The new program aims at narrowing the gaps of poverty and achievement for youth and their families; expand programmatic services to 5,000 youth and families throughout economically disadvantaged communities; and strategically expand youth and family services in the area with unemployment services, vocational training opportunities, alternative educational solutions, collaborative programming and innovative family-service solutions.

And looking past this, Mourning wants to replicate this life-changing center throughout other impoverished neighborhoods in South Florida, and eventually throughout the country.

“My vision is, within the next 10 years, to see three more centers committed across South Florida,” he states. “There is so much need in these impoverished communities, and it is only going to get worse if we continue to ignore it.

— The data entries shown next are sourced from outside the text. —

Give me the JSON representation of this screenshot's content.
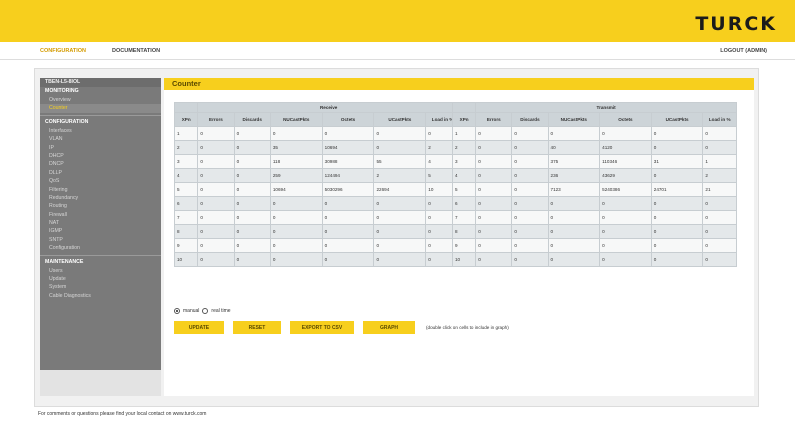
{
  "header": {
    "logo": "TURCK",
    "nav": {
      "configuration": "CONFIGURATION",
      "documentation": "DOCUMENTATION",
      "logout": "LOGOUT (ADMIN)"
    }
  },
  "sidebar": {
    "device": "TBEN-L5-8IOL",
    "monitoring_label": "MONITORING",
    "monitoring_items": [
      "Overview",
      "Counter"
    ],
    "active_item": "Counter",
    "configuration_label": "CONFIGURATION",
    "configuration_items": [
      "Interfaces",
      "VLAN",
      "IP",
      "DHCP",
      "DNCP",
      "DLLP",
      "QoS",
      "Filtering",
      "Redundancy",
      "Routing",
      "Firewall",
      "NAT",
      "IGMP",
      "SNTP",
      "Configuration"
    ],
    "maintenance_label": "MAINTENANCE",
    "maintenance_items": [
      "Users",
      "Update",
      "System",
      "Cable Diagnostics"
    ]
  },
  "page": {
    "title": "Counter"
  },
  "table": {
    "receive_label": "Receive",
    "transmit_label": "Transmit",
    "columns": [
      "XPn",
      "Errors",
      "Discards",
      "NUCastPkts",
      "Octets",
      "UCastPkts",
      "Load in %"
    ],
    "receive_rows": [
      [
        "1",
        "0",
        "0",
        "0",
        "0",
        "0",
        "0"
      ],
      [
        "2",
        "0",
        "0",
        "35",
        "10694",
        "0",
        "2"
      ],
      [
        "3",
        "0",
        "0",
        "118",
        "30988",
        "55",
        "4"
      ],
      [
        "4",
        "0",
        "0",
        "259",
        "124494",
        "2",
        "5"
      ],
      [
        "5",
        "0",
        "0",
        "10694",
        "5030296",
        "22694",
        "10"
      ],
      [
        "6",
        "0",
        "0",
        "0",
        "0",
        "0",
        "0"
      ],
      [
        "7",
        "0",
        "0",
        "0",
        "0",
        "0",
        "0"
      ],
      [
        "8",
        "0",
        "0",
        "0",
        "0",
        "0",
        "0"
      ],
      [
        "9",
        "0",
        "0",
        "0",
        "0",
        "0",
        "0"
      ],
      [
        "10",
        "0",
        "0",
        "0",
        "0",
        "0",
        "0"
      ]
    ],
    "transmit_rows": [
      [
        "1",
        "0",
        "0",
        "0",
        "0",
        "0",
        "0"
      ],
      [
        "2",
        "0",
        "0",
        "40",
        "4120",
        "0",
        "0"
      ],
      [
        "3",
        "0",
        "0",
        "375",
        "110346",
        "31",
        "1"
      ],
      [
        "4",
        "0",
        "0",
        "236",
        "43629",
        "0",
        "2"
      ],
      [
        "5",
        "0",
        "0",
        "7123",
        "5240386",
        "24701",
        "21"
      ],
      [
        "6",
        "0",
        "0",
        "0",
        "0",
        "0",
        "0"
      ],
      [
        "7",
        "0",
        "0",
        "0",
        "0",
        "0",
        "0"
      ],
      [
        "8",
        "0",
        "0",
        "0",
        "0",
        "0",
        "0"
      ],
      [
        "9",
        "0",
        "0",
        "0",
        "0",
        "0",
        "0"
      ],
      [
        "10",
        "0",
        "0",
        "0",
        "0",
        "0",
        "0"
      ]
    ]
  },
  "controls": {
    "manual_label": "manual",
    "realtime_label": "real time",
    "selected_mode": "manual",
    "buttons": {
      "update": "UPDATE",
      "reset": "RESET",
      "export": "EXPORT TO CSV",
      "graph": "GRAPH"
    },
    "hint": "(double click on cells to include in graph)"
  },
  "footer": {
    "note": "For comments or questions please find your local contact on www.turck.com"
  },
  "colors": {
    "brand_yellow": "#f7cf1d",
    "sidebar_gray": "#7a7a7a",
    "table_header": "#cdd4d8"
  }
}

We have to do something to provide help and resources to help these communities take a step forward and aid them as they undergo gentrification.

“I’m a strong believer that every child has the ability to achieve success,” Mourning adds. “Many of them just don’t have the resources. Children are a product of their environment. If you put them in these positive environments, they are going to gravitate toward it. It’s as simple as that.”

The brand-new Overtown Family Resource Center is set to break ground on November 15, which is giving Mourning plenty of reason to be grateful and excited. However, this is just one big step in the overall legacy that he wants to leave in Miami—and throughout the U.S.

“It’s been a blessing for my family and I to be part of this beautiful community of Miami for 24 years,” he says. “The one thing I want to change, and leave with me, is for the people of Miami to understand that the only way for us to see positive change is to become the active participants in that change. That doesn’t mean you have to give material wealth to make a difference—you can give your time; you can give encouragement. Any man, woman or child can make a difference in the lives of individuals that need it most. They just have to make it a priority.”